Polêmica em torno do BBB vai além da polarização e revela problemas estruturais do Brasil
George Ricardo Guariento
Diálogos do Sul
São Paulo (SP)

Tradução:

Durante a quarentena, o Big Brother Brasil não só tomou o lugar das novelas e entretenimento da TV, como ocupou o vácuo deixado pelo futebol, que conta com público predominantemente masculino. O programa, para o qual muita gente torceu o nariz nos últimos 20 anos, capitaneou a polarização da sociedade e tem mobilizado paixões à direita e à esquerda.

Na última terça-feira (31), o reality show da Rede Globo bateu recorde de votação, com mais de 1,5 bilhão de votos, em um país de 210 milhões de pessoas. O paredão (dia de eliminação) polarizado foi, para muita gente, uma espécie de terceiro turno da eleição.

De um lado, a cantora e ídolo teen dos anos 2000 Manu Gavassi, amiga de celebridades e integrante da turma de famosos selecionados para o programa. Do outro, o arquiteto Felipe Prior, último remanescente da turma que no começo do programa criou um plano que envolvia seduzir as mulheres comprometidas para “queimá-las” com o público. O ato foi lido como uma ação machista e fortemente rejeitado pelo público.

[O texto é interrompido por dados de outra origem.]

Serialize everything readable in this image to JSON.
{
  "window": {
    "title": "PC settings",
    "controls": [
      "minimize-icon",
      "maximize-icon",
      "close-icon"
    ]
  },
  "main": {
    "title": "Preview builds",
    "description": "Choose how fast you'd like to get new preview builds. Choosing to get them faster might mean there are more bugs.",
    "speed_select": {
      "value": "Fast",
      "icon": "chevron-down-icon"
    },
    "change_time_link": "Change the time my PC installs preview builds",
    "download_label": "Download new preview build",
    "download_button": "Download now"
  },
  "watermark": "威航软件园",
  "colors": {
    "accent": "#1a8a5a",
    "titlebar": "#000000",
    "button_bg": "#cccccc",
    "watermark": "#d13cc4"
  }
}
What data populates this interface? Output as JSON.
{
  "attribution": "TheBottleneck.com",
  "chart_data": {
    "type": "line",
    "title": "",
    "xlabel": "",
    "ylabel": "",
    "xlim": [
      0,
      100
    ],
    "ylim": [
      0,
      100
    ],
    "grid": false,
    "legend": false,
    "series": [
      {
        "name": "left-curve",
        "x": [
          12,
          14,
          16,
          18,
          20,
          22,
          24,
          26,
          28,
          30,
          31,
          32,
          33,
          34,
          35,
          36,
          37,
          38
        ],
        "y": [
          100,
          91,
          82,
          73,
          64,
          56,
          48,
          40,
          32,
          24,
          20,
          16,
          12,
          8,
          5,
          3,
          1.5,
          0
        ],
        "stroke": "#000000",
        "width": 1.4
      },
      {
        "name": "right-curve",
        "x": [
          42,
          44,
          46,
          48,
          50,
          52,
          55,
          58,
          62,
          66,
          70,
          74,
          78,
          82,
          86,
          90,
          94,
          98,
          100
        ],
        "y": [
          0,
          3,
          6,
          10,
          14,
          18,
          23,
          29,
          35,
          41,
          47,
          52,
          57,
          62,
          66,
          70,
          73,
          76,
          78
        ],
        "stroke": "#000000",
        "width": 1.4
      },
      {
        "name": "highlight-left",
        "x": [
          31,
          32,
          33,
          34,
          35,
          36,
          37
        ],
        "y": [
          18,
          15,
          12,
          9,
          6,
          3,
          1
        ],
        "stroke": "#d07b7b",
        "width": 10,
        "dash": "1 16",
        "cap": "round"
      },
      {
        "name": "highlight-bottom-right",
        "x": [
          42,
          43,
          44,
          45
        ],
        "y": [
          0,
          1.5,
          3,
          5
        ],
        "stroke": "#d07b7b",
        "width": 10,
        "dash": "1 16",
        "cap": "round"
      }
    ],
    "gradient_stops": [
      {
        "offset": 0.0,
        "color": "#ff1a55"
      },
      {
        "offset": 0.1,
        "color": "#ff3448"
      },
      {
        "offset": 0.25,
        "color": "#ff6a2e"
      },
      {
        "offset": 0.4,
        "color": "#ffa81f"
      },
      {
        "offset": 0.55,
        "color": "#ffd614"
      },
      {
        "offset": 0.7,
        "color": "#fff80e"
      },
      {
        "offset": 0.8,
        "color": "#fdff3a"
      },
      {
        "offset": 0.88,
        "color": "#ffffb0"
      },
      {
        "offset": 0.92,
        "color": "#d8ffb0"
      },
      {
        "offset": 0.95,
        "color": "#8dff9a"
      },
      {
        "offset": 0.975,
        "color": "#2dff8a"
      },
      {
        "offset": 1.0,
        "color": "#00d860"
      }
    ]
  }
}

Polêmica em torno do BBB vai além da polarização e revela problemas estruturais do Brasil

Montagem Diálogos do Sul
Felipe Prior, Babu Santana e Manu Gavasi

Prior foi um sobrevivente dentro da casa. Ele foi escapando do julgamento do povo e fez amizade com o ator Babu Santana, que é um dos mais populares fora da programa. A popularidade do ator atraiu a torcida de jogadores como Neymar, Gabigol, entre outros. 

Fora do programa, Prior está sendo acusado por duas mulheres de estupro, e uma terceira o acusa de tentativa de estupro, ocorrida anos atrás, quando ele ainda era aluno do curso de arquitetura da Universidade Presbiteriana Mackenzie. 

Racismo

Assim como nas últimas eleições, todo paredão no BBB tem provocado uma verdadeira guerra nas redes sociais, em especial no Twitter, que é onde se reúnem os fã clubes dos famosos e robôs replicadores de mensagens de ódio. 

Durante os dias que antecederam a eliminação, Manu Gavassi, que no começo era chamada de “fada sensata”, passou a ser acusada duramente de racismo por uma fala sua dentro da casa. “Para mim, casal que a cor combina, a cor das pessoas mesmo, é muito forte. É sério. Esteticamente falando vocês são extremamente agradáveis. Parabéns”, disse a cantora para o casal Marcela e Daniel. 

A fala foi apontada como racismo estrutural, que é o quando a própria pessoa não se dá conta do racismo em suas falas ou atitudes. Segundo o escritor americano Carl E. James, “a sociedade é estruturada de maneira a excluir um número substancial de minorias da participação em instituições sociais”. 

A fala controversa fez parte da militância negra encampar uma campanha contra a cantora pop, pois o casal alvo da fala de Manu era branco, de cabelo loiro e olhos claros: o padrão. O raciocínio de quem não gostou da fala foi que ela só acharia casais brancos ou da mesma cor agradáveis esteticamente. 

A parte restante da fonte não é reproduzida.